We know that markets fluctuate and always change, and often, markets do exactly what most people think they will not do. This sideways market could continue for a while, and in the mean time, investors and traders are making money or at least limiting losses in a variety of ways. Many use the new ETFs to go long or short, to trade currencies, to trade with a portion of their portfolio, to buy undervalued sectors or short overvalued sectors, and to use other strategies to trade and find ways to get varied asset-class exposure.

Market cycles have to be identified and considered. Before buying, you should know at what point in the cycle the market is at and where it might head. Markets move in cycles, and these cycles take years to complete. In this book, we show that according to research by Rydex/SGI Investments, in the past 113 years, there were 4 bull markets consisting of 42 years and 4 bear markets consisting of 71 years. Bull markets lasted an average of 10 years; bear markets lasted an average of 18 years. Even though there were fewer bull market years, the cumulative gains in the bull markets were substantial, and the cumulative losses or gains in the bear market years were slight. The bear years were more sideways markets than big down moves. Bear markets usually hang around, having periods of gloom interspersed with periods of hope. This is the market cycle we have been in for about ten years. Bull markets are usually vigorous and active, with big gains, sideways-to-down movements, and then more big gains.

Because there are more bear market years, you must get the best returns you can in those years, and you must try to cut down on losses. This can be attempted using a wide array of ETFs, such as sector ETFs, foreign country ETFs, non-stock market-correlated ETFs, and inverse ETFs, that enable you to short the market. History suggests that if you stay in bear markets, you will lose a little money, but bull markets return and are worth the wait. Unless the U.S. is in a long-term, irreversible decline—and there are those who think this is true, but I do not—history will repeat itself and there will be a bull market. The U.S. is a major player in the global economy and should continue to grow along with the international community.

Sections of this book explain how ETFs work, why they’re the perfect securities for the current and future market, and which ones you should buy and why. To better understand ETFs, we examine where they come from and how they fit in this investment environment.

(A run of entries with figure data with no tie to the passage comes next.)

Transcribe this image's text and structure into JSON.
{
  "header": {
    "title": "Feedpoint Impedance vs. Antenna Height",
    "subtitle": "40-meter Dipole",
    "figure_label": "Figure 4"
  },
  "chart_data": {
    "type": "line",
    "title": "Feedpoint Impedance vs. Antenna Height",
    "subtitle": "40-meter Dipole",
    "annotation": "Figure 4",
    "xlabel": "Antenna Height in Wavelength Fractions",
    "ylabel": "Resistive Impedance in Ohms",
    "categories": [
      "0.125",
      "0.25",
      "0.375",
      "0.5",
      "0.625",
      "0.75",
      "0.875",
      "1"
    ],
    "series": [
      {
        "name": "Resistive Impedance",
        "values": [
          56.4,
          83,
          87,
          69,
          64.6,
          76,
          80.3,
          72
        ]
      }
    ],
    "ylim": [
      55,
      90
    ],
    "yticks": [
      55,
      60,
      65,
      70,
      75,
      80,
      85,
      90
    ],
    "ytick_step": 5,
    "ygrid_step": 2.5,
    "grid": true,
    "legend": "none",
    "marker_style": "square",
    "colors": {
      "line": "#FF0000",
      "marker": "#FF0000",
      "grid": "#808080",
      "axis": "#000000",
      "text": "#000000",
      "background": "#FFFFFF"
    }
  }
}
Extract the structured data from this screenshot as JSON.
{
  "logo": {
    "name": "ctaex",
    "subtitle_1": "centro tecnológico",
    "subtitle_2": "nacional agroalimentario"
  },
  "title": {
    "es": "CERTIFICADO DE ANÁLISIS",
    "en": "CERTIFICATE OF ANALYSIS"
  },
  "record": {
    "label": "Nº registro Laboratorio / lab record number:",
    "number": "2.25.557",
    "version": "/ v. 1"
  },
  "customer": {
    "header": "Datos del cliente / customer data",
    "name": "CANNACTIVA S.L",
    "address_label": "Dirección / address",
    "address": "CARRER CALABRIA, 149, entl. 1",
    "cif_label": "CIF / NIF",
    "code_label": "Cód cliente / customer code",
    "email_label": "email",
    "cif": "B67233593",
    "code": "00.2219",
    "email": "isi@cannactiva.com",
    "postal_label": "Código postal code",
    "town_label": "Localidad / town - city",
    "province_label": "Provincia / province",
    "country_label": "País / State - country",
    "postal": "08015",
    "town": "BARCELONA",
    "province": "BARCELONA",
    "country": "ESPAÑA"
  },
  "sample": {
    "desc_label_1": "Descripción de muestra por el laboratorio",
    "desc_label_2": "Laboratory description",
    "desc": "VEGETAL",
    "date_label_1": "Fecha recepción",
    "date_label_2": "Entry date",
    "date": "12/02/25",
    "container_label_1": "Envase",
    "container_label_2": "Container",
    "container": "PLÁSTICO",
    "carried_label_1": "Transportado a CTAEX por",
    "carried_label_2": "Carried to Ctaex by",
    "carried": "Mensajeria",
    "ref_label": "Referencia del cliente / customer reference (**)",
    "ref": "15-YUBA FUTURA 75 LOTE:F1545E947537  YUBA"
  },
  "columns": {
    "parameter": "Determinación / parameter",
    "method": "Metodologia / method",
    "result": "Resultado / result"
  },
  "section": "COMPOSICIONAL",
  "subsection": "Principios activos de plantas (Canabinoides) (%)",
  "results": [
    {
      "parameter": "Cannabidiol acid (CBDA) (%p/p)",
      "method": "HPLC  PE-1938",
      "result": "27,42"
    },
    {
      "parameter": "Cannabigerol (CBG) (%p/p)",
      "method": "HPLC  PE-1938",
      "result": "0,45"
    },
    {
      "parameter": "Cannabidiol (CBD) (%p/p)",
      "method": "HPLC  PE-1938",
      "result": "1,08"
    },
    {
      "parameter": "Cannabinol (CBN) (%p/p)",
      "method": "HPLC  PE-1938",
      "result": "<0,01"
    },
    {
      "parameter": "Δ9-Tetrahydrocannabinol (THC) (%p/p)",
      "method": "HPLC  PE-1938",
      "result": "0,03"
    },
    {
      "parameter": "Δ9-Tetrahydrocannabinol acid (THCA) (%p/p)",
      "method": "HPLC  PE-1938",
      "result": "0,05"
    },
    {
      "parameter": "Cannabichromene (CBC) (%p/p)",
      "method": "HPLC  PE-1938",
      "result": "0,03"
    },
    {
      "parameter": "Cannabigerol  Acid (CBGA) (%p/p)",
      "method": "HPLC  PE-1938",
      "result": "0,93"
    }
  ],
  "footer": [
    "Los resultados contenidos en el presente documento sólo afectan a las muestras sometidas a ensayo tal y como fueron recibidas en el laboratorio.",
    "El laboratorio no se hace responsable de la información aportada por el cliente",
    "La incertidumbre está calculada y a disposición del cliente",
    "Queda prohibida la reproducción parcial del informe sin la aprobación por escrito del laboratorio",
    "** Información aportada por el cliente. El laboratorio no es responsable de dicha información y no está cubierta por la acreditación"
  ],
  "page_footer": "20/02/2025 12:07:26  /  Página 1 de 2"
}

ETF strategies are varied and used in all sorts of imaginative ways. This book gives access to the strategies and methods of some of the most innovative money managers in the industry. The strategies and ideas of these selected managers can be useful, whether you are looking for someone to manage your assets or a portion of your portfolio or looking for fresh ideas from high-level professionals. These outstanding managers have been featured in top shows and publications such as CNBC, Bloomberg, Barron’s, The Wall Street Journal, NBC, Larry Kudlow of CNBC’s The Call, Erin Burnett of CNBC’s Street Signs, Fox Business, TheStreet.com, Wall Street Transcript, and Research Magazine ETF Advisor Hall of Fame. Some people prefer managers with large sums under management and some prefer those with smaller amounts, so the managers are listed by amount of assets under management (AUM).

I’ve been a broker and advisor over the last 45 years and have seen many new types of securities offered. ETFs, in my opinion, are the most important securities released to investors, both individuals and professionals. I have written several books, and ETFs were always a major focus. I use and have used them for my own investing and for investing for my clients. I have spoken about ETFs to many groups over the years, including CFA Institute societies and The American Association of Independent Investors. I have spoken about ETFs on television and radio shows, including Bloomberg and CBS MarketWatch. I included ETFs when I wrote for the award-winning newspaper The San Francisco Examiner and when I wrote articles for many other publications.